When Simon and I drove down to Algeciras from Malaga, that turn where you suddenly see THE ROCK looming, 80 times bigger than you expected, was gobsmacking. It is staggeringly large. And you sort of float past it on the ferry over to Morocco. My goodness, that is a very large ROCK. Shouldn't it be called the Mountain of Gibralter? Then I'd have been prepared to see it, looming, all giant. And full of wild monkeys. Have a fine time in the souk. Don't forget to rock the Casbah. Lots of rocks on this trip.
26th January 2020

I did see the Rock Amy, but it was looming through the dawn rain as our coach got near Algeciras.

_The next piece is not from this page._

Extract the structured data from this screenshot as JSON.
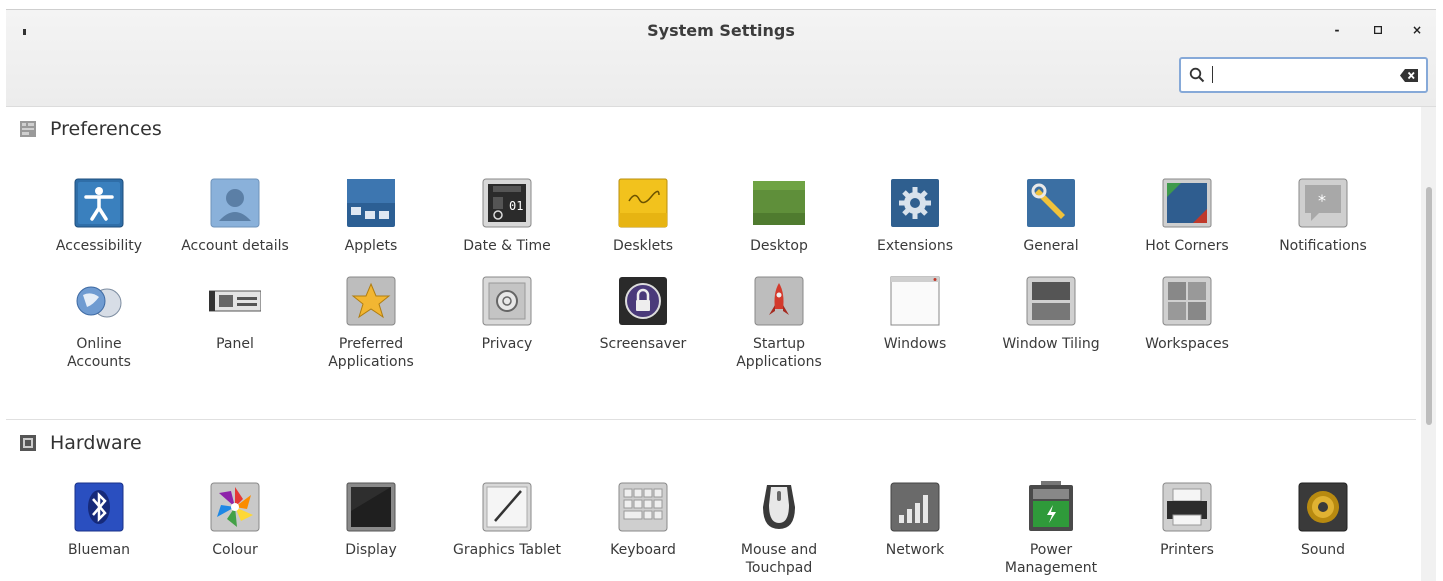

Didn't see it on the ferry from Tarifa but we were on the other side of the boat. Talk about Brit Rock!
26th January 2020

Still thinking about ROCK
I had the same overwhelming moment when I went to the London Natural History Museum for the first time, and you go into a room and all of the sudden there is a LIFE-SIZE BLUE WHALE taking up most of the space. It was the same moment of WHOA. THAT THING IS REALLY BIG. Here is a really good thing to buy in the souk: intricate cut-out patterns for hand henna designs. You should get them for all your friends. They pack really small because they are flat. Your sisters, you have many of them, will love them.